Huawei has also set up their own facilities, called X labs, where they actually perform all these different tests to build a perfect ecosystem. These X Labs are dedicated to discovering, developing, and nurturing new applications that will make great contributions to the wireless communication industry by researching wireless on wireless network services and users to construct an open and robust ecosystem. The ultimate goal of these X Labs is to share and integrate what they found in collaboration with other institutions.

“People and players need to collaborate if they are to implement 5G. Governments, universities and research centres, industries all need to work together. They know they can’t do it alone,” said Paul. In fact, everything starts with education, especially regarding emerging technologies. “Huawei sets collaborations with universities as an important component in innovation and talent development in the company, and with countries around the world because that is the only way they can innovate, thanks to these joint collaborations.”

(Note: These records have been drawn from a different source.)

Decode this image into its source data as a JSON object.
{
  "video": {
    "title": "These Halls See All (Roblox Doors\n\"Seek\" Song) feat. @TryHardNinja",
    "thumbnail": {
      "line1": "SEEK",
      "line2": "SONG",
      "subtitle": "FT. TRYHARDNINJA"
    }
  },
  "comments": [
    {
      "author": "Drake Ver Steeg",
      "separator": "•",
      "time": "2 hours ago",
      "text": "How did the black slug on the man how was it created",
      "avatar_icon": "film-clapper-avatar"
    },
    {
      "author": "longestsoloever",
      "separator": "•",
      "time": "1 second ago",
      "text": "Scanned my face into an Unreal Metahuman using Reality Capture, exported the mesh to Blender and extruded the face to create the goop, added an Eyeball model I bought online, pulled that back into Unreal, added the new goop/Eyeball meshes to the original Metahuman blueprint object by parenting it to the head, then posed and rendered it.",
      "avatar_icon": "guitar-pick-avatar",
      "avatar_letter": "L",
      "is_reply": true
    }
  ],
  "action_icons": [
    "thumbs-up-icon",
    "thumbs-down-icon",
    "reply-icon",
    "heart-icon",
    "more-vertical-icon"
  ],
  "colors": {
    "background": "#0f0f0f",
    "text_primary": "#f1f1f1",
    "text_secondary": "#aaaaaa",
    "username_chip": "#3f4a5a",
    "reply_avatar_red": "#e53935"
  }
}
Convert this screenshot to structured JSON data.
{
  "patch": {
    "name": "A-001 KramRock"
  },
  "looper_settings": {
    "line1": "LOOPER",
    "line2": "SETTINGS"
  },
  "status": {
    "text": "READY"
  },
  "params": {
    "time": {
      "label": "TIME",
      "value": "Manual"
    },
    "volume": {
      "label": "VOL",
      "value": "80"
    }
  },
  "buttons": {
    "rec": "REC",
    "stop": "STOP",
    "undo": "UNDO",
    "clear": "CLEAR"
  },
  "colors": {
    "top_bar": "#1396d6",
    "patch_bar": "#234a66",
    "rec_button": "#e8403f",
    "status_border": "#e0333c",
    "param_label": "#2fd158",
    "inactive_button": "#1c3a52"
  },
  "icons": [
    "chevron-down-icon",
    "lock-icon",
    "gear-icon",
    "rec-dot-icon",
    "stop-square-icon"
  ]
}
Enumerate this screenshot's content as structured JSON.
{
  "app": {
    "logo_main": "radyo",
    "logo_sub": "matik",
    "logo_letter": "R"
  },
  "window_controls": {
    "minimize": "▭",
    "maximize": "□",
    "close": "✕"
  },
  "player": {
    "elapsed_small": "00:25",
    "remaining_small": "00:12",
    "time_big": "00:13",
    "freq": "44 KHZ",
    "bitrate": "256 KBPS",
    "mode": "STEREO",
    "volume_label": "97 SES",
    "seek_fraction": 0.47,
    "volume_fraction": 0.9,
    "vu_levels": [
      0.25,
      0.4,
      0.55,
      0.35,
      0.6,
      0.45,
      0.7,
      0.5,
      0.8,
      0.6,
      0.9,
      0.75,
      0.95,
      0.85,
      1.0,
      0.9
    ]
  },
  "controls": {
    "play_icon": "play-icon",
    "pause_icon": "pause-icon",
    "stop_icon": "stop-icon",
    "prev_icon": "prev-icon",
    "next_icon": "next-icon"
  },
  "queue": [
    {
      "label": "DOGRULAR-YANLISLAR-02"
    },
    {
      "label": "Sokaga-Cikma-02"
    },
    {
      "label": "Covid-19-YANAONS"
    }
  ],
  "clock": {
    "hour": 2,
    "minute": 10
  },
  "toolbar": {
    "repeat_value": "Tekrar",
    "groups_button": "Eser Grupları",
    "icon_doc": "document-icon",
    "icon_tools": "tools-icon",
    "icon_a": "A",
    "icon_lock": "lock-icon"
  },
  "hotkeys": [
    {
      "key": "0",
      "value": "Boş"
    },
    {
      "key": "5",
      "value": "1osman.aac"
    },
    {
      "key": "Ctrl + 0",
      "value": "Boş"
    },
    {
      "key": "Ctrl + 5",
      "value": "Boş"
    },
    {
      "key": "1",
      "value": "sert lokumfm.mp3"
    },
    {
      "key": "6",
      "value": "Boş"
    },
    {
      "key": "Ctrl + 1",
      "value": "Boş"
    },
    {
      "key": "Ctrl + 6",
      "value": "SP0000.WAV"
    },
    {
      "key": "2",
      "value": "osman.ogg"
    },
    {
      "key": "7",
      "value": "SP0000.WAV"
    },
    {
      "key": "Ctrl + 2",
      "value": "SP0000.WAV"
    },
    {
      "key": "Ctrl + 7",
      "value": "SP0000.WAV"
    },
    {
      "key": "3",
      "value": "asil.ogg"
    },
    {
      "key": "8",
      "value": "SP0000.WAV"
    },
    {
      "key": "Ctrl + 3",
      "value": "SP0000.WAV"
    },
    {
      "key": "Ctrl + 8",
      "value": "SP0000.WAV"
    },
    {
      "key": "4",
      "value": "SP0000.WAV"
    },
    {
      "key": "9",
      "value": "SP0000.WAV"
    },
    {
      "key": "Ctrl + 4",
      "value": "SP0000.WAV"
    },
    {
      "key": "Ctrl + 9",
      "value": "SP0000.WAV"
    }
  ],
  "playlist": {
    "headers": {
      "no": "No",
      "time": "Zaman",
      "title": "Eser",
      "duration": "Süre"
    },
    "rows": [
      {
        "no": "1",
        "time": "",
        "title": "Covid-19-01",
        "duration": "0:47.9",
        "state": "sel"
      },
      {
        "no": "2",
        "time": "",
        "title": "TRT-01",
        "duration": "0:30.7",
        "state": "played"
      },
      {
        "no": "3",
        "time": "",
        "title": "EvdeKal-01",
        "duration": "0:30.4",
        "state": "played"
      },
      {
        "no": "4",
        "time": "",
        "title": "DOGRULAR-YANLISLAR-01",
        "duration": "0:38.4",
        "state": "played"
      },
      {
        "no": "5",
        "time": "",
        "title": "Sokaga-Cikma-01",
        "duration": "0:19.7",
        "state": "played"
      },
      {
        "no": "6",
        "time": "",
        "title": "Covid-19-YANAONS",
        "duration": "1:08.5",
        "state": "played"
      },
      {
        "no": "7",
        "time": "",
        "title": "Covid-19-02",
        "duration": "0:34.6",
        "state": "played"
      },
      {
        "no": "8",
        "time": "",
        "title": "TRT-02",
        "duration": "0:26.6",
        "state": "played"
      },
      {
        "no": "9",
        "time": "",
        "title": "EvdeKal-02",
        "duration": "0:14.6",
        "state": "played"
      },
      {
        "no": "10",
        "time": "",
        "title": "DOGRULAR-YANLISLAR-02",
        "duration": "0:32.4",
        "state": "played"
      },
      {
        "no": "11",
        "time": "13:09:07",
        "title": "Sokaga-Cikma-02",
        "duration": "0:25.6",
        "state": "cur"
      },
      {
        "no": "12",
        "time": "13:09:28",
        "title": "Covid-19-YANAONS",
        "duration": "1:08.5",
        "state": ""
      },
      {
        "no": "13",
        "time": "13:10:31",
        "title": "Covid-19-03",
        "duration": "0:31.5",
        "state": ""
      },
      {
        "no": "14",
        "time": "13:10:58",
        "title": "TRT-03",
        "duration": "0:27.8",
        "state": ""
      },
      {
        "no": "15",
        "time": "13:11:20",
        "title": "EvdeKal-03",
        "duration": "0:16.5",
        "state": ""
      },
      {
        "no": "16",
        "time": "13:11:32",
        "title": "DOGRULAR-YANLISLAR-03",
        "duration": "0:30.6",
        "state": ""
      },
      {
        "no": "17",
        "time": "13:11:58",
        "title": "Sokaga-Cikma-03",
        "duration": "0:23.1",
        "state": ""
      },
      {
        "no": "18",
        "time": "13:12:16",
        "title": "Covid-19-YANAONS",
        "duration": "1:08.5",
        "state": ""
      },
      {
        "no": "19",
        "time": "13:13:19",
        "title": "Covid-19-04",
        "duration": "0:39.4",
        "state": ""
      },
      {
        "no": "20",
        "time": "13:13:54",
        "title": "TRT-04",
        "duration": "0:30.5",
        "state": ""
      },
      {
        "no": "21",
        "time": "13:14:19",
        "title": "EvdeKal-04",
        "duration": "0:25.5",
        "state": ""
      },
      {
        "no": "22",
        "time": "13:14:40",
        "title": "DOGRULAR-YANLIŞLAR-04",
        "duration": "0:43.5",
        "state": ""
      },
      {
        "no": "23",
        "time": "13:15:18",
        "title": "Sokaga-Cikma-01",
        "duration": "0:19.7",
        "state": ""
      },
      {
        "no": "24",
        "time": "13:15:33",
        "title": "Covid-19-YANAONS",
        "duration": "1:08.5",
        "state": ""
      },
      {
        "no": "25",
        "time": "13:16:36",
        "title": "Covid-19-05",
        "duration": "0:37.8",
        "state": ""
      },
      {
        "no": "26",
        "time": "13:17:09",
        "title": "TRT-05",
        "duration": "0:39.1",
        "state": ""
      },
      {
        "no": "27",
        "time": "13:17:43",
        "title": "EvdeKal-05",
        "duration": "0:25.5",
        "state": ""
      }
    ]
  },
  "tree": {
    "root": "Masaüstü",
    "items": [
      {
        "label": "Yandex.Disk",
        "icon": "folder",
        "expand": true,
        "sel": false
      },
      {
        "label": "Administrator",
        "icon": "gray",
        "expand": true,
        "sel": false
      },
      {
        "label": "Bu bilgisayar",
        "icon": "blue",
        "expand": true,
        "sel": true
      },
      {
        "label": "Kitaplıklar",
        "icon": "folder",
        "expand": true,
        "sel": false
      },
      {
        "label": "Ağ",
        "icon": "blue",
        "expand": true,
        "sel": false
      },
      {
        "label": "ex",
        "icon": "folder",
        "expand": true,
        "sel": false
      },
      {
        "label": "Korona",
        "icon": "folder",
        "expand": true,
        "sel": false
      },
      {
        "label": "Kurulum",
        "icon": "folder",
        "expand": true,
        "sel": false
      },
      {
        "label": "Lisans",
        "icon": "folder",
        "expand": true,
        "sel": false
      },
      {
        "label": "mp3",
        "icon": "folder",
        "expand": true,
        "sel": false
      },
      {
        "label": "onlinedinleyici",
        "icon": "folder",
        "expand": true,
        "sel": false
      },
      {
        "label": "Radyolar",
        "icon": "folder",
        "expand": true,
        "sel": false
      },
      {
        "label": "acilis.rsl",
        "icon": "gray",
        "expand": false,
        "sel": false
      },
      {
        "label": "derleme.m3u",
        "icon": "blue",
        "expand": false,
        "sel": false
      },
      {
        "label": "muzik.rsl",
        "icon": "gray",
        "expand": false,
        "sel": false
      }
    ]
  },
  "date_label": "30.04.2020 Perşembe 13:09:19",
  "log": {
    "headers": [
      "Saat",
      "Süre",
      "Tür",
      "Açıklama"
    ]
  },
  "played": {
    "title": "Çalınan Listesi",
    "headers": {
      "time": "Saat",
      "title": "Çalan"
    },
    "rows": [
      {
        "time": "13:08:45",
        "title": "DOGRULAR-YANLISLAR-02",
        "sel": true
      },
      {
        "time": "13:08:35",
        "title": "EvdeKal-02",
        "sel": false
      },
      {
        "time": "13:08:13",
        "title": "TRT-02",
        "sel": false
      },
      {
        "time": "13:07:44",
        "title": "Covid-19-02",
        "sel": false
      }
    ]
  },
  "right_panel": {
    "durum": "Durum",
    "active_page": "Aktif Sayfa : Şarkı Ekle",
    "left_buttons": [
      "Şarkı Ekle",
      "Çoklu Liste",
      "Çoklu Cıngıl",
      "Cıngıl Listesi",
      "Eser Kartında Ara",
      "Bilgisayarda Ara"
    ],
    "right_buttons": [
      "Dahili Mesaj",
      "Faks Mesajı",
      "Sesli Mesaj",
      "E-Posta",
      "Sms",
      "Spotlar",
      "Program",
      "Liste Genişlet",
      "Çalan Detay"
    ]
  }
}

Changing our mindset is as crucial as education and collaboration. “Collaboration by itself won’t work if we don’t think differently, or we are not incentivised to think differently. If you exclude companies like Huawei, for example, you are not going to get the best of the technology. Huawei is a leading player in 5G development so it doesn’t make any sense that the leading %G player is excluded from something that will make a global difference. We want to show all players what 5G can really do and that they need have to have an open mind to adapt to these technologies the same way we all have adopted Google and Youtube. 5G can’t be done without involving the most innovative players in this ecosystem. That is not what digital transformation is about.”

Huawei has grown to be the number one company for both fixed and mobile products and services worldwide and leading the 5G inception and roll out in the world. In fact, Huawei was one of the first pioneers in developing and implementing full range of 5G end-to-end commercial products and only in 2018 the company conducted 5G tests with 182 carriers worldwide, signed more than 30 commercial contracts for 5G, and shipped more than 40,000 5G base stations to markets around the world.

5G is a platform for transformation. It is more than just a connectivity layer. It provides the most cost effective, most secure technology to enable massive connections with the lowest latency whilst providing the least carbon footprint. And combined with IoT, Cloud and AI will reshape the world, and in my opinion together these will bring true digital transformation,” concluded Paul Scanlan.